Contributing.md

How to contribute

Contributing Guidelines

pingcap/tidb.ai is an open-source project and we welcome contributions from the community. If you are interested in contributing to the project, please read the following guidelines.

Before You Get Started

Software Prerequisites for Development

In this section, you should have some prerequisites software installed on your local machine:

Setting up your development environment

Setting up the project on your local machine is the first step to contributing to the project. You can clone the project from the GitHub repository and then start the project on your local machine. You can follow the instructions in the Deployment Guide file to set up the project on your local machine.

Your First Contribution

All set to participate in the project? You can start by looking at the open issues in this repo.

Components of the Project

The project is divided into several components, and you can contribute to any of the following components:

  • Frontend: The frontend of the project is built using Next.js.
  • Backend: The backend of the project is built using FastAPI.
  • Data Source: The Data Source component is responsible for indexing the data from different type of sources. You can add more data source types to the project.
  • LLM: The LLM Engine component is responsible for extracting knowledge from docs and generating responses. You can add more LLM models support to the project.
  • Reranker: The Reranker Engine component is responsible for reranking the results retrieved from the database. You can add more Reranker models support to the project.
  • Embedding: The Embedding Engine component is responsible for converting text into vectors. You can add more Embedding models support to the project.
  • RAG & GraphRAG Engine: The component is responsible for extracting knowldge from docs and then chunking, indexing and storing the data in the database, also includes retrieving the data from the database and generating the answer for the user.
  • Documentations: The documentation of the project is written in Markdown files. You can contribute to the documentation by adding more content to the documentation.

Maintainers

Please feel free to reach out to the maintainers if you have any questions or need help with the project.

Discussion

If you have any questions or suggestions, please feel free to open a discussion in the Discussions

Project Commands

The project has the following commands potentially available: Build - make build: Compile the source code and generate the binary make install: Install the generated binary and its dependencies Run - ./<binary_name>: Run the binary make start: Start the application with any necessary dependencies Test - make test: Run all tests for the project make test <test_file>: Run a specific test file Deploy - make deploy: Build and deploy the application to the production environment make release: Create a new release tag and push the code to the remote repository Additional - make clean: Remove generated files and restore the project to its original state make help: Display available commands and their descriptions make lint: Check the codebase for style and syntax errors make coverage: Generate code coverage reports for the tests

CI/CD Configuration

The project has the following CI/CD configurations:

  • GitHub Actions:

  • Workflows:

  • ci.yml: This workflow handles testing, linting, and code coverage analysis for pull requests.

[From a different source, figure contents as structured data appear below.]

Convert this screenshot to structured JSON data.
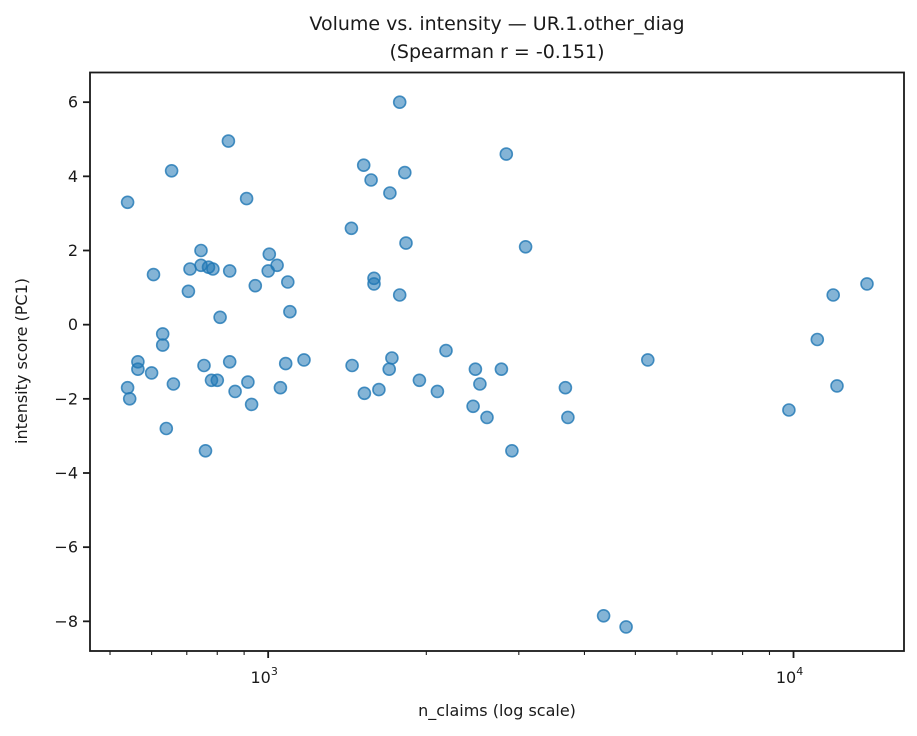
{
  "chart_data": {
    "type": "scatter",
    "title": "Volume vs. intensity — UR.1.other_diag",
    "subtitle": "(Spearman r = -0.151)",
    "xlabel": "n_claims (log scale)",
    "ylabel": "intensity score (PC1)",
    "x_scale": "log",
    "grid": false,
    "legend": "none",
    "xlim": [
      458,
      16230
    ],
    "ylim": [
      -8.8,
      6.8
    ],
    "x_major_ticks": [
      {
        "value": 1000,
        "base": "10",
        "exp": "3"
      },
      {
        "value": 10000,
        "base": "10",
        "exp": "4"
      }
    ],
    "x_minor_ticks": [
      500,
      600,
      700,
      800,
      900,
      2000,
      3000,
      4000,
      5000,
      6000,
      7000,
      8000,
      9000
    ],
    "y_ticks": [
      {
        "value": 6,
        "label": "6"
      },
      {
        "value": 4,
        "label": "4"
      },
      {
        "value": 2,
        "label": "2"
      },
      {
        "value": 0,
        "label": "0"
      },
      {
        "value": -2,
        "label": "−2"
      },
      {
        "value": -4,
        "label": "−4"
      },
      {
        "value": -6,
        "label": "−6"
      },
      {
        "value": -8,
        "label": "−8"
      }
    ],
    "marker": {
      "shape": "circle",
      "radius": 6,
      "fill": "#1f77b4",
      "fill_opacity": 0.55,
      "stroke": "#1f77b4",
      "stroke_opacity": 0.8,
      "stroke_width": 1.6
    },
    "axis_color": "#1a1a1a",
    "points": [
      [
        1780,
        6.0
      ],
      [
        840,
        4.95
      ],
      [
        2840,
        4.6
      ],
      [
        655,
        4.15
      ],
      [
        1520,
        4.3
      ],
      [
        1820,
        4.1
      ],
      [
        1570,
        3.9
      ],
      [
        1705,
        3.55
      ],
      [
        910,
        3.4
      ],
      [
        540,
        3.3
      ],
      [
        1440,
        2.6
      ],
      [
        1830,
        2.2
      ],
      [
        3090,
        2.1
      ],
      [
        745,
        2.0
      ],
      [
        1005,
        1.9
      ],
      [
        745,
        1.6
      ],
      [
        1040,
        1.6
      ],
      [
        770,
        1.55
      ],
      [
        710,
        1.5
      ],
      [
        785,
        1.5
      ],
      [
        845,
        1.45
      ],
      [
        1000,
        1.45
      ],
      [
        605,
        1.35
      ],
      [
        1590,
        1.25
      ],
      [
        1090,
        1.15
      ],
      [
        1590,
        1.1
      ],
      [
        13800,
        1.1
      ],
      [
        945,
        1.05
      ],
      [
        705,
        0.9
      ],
      [
        1780,
        0.8
      ],
      [
        11900,
        0.8
      ],
      [
        1100,
        0.35
      ],
      [
        810,
        0.2
      ],
      [
        630,
        -0.25
      ],
      [
        11100,
        -0.4
      ],
      [
        630,
        -0.55
      ],
      [
        2180,
        -0.7
      ],
      [
        1720,
        -0.9
      ],
      [
        1170,
        -0.95
      ],
      [
        5280,
        -0.95
      ],
      [
        565,
        -1.0
      ],
      [
        845,
        -1.0
      ],
      [
        1080,
        -1.05
      ],
      [
        755,
        -1.1
      ],
      [
        1445,
        -1.1
      ],
      [
        565,
        -1.2
      ],
      [
        1700,
        -1.2
      ],
      [
        2480,
        -1.2
      ],
      [
        2780,
        -1.2
      ],
      [
        600,
        -1.3
      ],
      [
        780,
        -1.5
      ],
      [
        800,
        -1.5
      ],
      [
        1940,
        -1.5
      ],
      [
        915,
        -1.55
      ],
      [
        660,
        -1.6
      ],
      [
        2530,
        -1.6
      ],
      [
        12100,
        -1.65
      ],
      [
        540,
        -1.7
      ],
      [
        1055,
        -1.7
      ],
      [
        3680,
        -1.7
      ],
      [
        1625,
        -1.75
      ],
      [
        2100,
        -1.8
      ],
      [
        865,
        -1.8
      ],
      [
        1525,
        -1.85
      ],
      [
        545,
        -2.0
      ],
      [
        930,
        -2.15
      ],
      [
        2455,
        -2.2
      ],
      [
        9800,
        -2.3
      ],
      [
        2610,
        -2.5
      ],
      [
        3720,
        -2.5
      ],
      [
        640,
        -2.8
      ],
      [
        760,
        -3.4
      ],
      [
        2910,
        -3.4
      ],
      [
        4350,
        -7.85
      ],
      [
        4800,
        -8.15
      ]
    ]
  }
}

  • release.yml: This workflow automates the release process, including building the project, tagging releases, and pushing to the remote repository.

  • documentation.yml: This workflow handles building the documentation and deploying it to a static hosting service.

  • Docker Hub:

  • Image Build and Push:

  • The CI/CD pipeline builds and pushes the application image to Docker Hub.

  • Automated Deployment:

  • The pipeline can automatically deploy the image to a production environment.

  • Kubernetes:

  • Automated Deployment:

  • The CI/CD pipeline can automatically deploy the application to a Kubernetes cluster.

These configurations provide a robust automated build, test, and deployment process, making contributing and maintaining the project more efficient and reliable.